L'ideologia è la scusa, la giustificazione della spoliazione. La gente dentro di sé lo sa. Il comunista è dispostissimo a dare la mazzetta all'assessore affinché nel piano regolatore il suo terreno diventi area fabbricabile e non parco pubblico, perché proprio non gliene importa nulla se il parco dà l'aria buona per i bambini degli operai; il fascista dà la mazzetta al giudice affinché il suo pub notturno pieno di spaccio, prostituzione e immigrati possa impunemente togliere il sonno al quartiere, perché proprio non gliene importa nulla dell'ordine pubblico. Questa doppiezza, questa falsità, questo predicare bene e razzolare male, questa schizofrenia, minano la fiducia in se stessi, la propria autocredibilità, e di conseguenza la fiducia nella possibilità di costruire una struttura sociale migliore, nella quale ciascuno veda riconosciuti i propri diritti naturali e abbia la reale possibilità di gestire la cosa pubblica o di controllarne la gestione.

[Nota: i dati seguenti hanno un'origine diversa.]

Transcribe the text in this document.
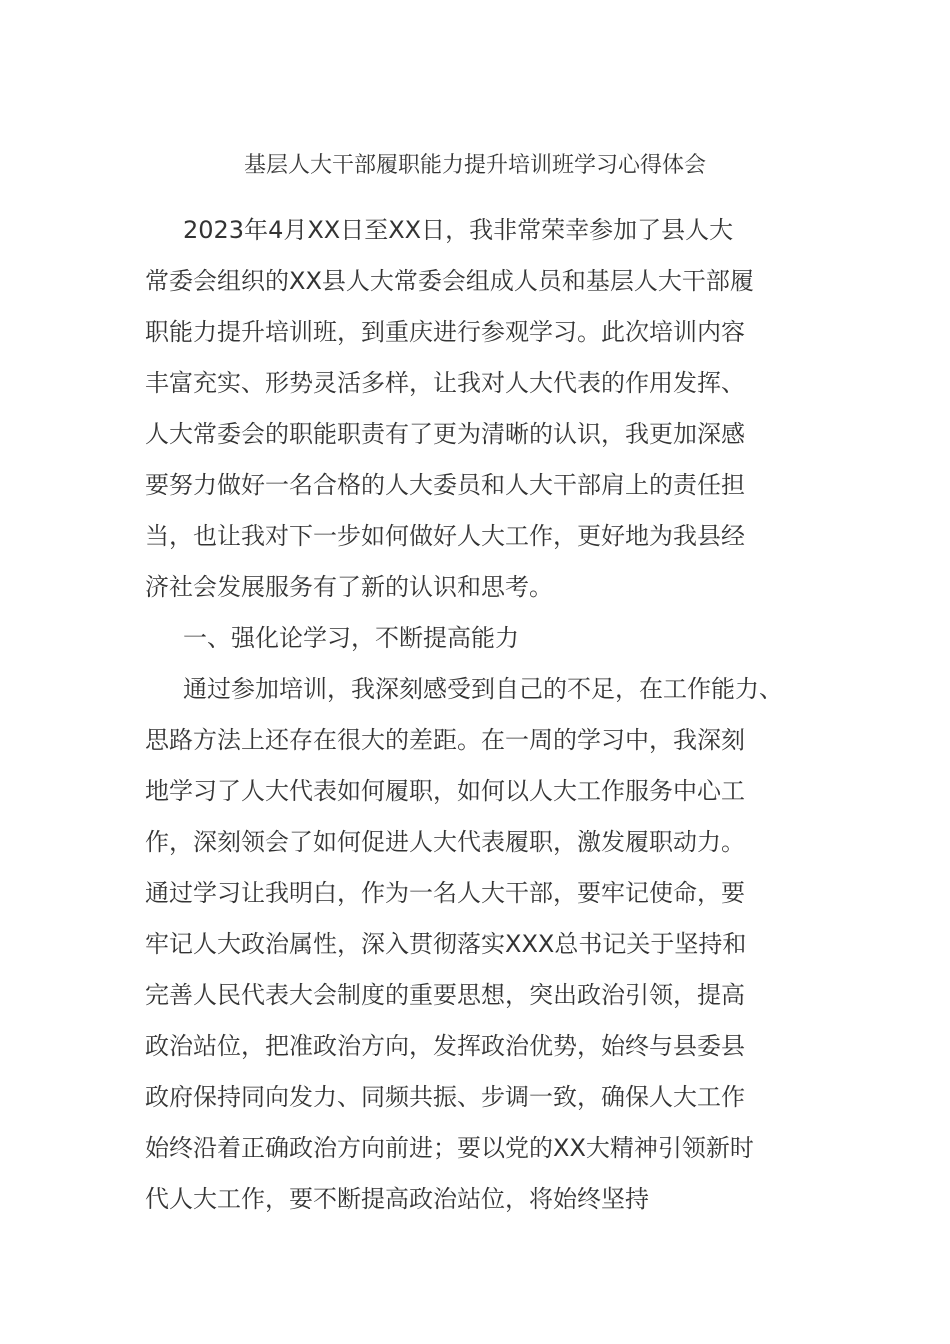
基层人大干部履职能力提升培训班学习心得体会
2023年4月XX日至XX日，我非常荣幸参加了县人大
常委会组织的XX县人大常委会组成人员和基层人大干部履
职能力提升培训班，到重庆进行参观学习。此次培训内容
丰富充实、形势灵活多样，让我对人大代表的作用发挥、
人大常委会的职能职责有了更为清晰的认识，我更加深感
要努力做好一名合格的人大委员和人大干部肩上的责任担
当，也让我对下一步如何做好人大工作，更好地为我县经
济社会发展服务有了新的认识和思考。
一、强化论学习，不断提高能力
通过参加培训，我深刻感受到自己的不足，在工作能力、
思路方法上还存在很大的差距。在一周的学习中，我深刻
地学习了人大代表如何履职，如何以人大工作服务中心工
作，深刻领会了如何促进人大代表履职，激发履职动力。
通过学习让我明白，作为一名人大干部，要牢记使命，要
牢记人大政治属性，深入贯彻落实XXX总书记关于坚持和
完善人民代表大会制度的重要思想，突出政治引领，提高
政治站位，把准政治方向，发挥政治优势，始终与县委县
政府保持同向发力、同频共振、步调一致，确保人大工作
始终沿着正确政治方向前进；要以党的XX大精神引领新时
代人大工作，要不断提高政治站位，将始终坚持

Nel momento in cui l'ideologia viene giuridicamente trasfusa in leggi coercizzanti la spoliazione non siamo più nel limbo delle chiacchiere. E allora il cittadino paga il servo del padrone più di quello che lo paga il padrone, e la legge il padrone se la tiene per sé, perché il suo servo a quel cittadino non la applica.
Abbiamo detto che il ricorrere alla corruzione, anche quando giustificato sotto il profilo assiologico, è intrinsecamente e funzionalmente sbagliato. La corruzione è inaccettabile in una comunità libera. Essa è un reato spregevole contro il merito, contro i sentimenti di equità insiti nella natura di ogni uomo. Per difenderci dalla corruzione dobbiamo ridare valore esclusivo allo ius naturalis, al diritto di natura, ai suoi capisaldi, primi fra tutti la difesa della proprietà privata e del libero mercato. E' la mia proprietà che deve tutelarmi, e non lo stato. E' il mercato che stabilisce la grandezza della mia proprietà in base ai miei meriti, alla mia capacità di agire sul mercato stesso rischiando e producendo ricchezza, per me e per la comunità. I ceti parassitari, dalle famiglie della grande impresa sovvenzionata a quella parte più inutile dell'apparato politico-burocratico, se vogliono soldi, se li vadano a guadagnare sul mercato, col lavoro, col rischio, con l'impegno.
Se nessun apparato statale attacca la mia proprietà, se sono perfettamente libero di agire e combattere sul mercato, non sentirò mai il bisogno di corrompere nessuno. Basta che mi si lasci produrre ricchezza in pace.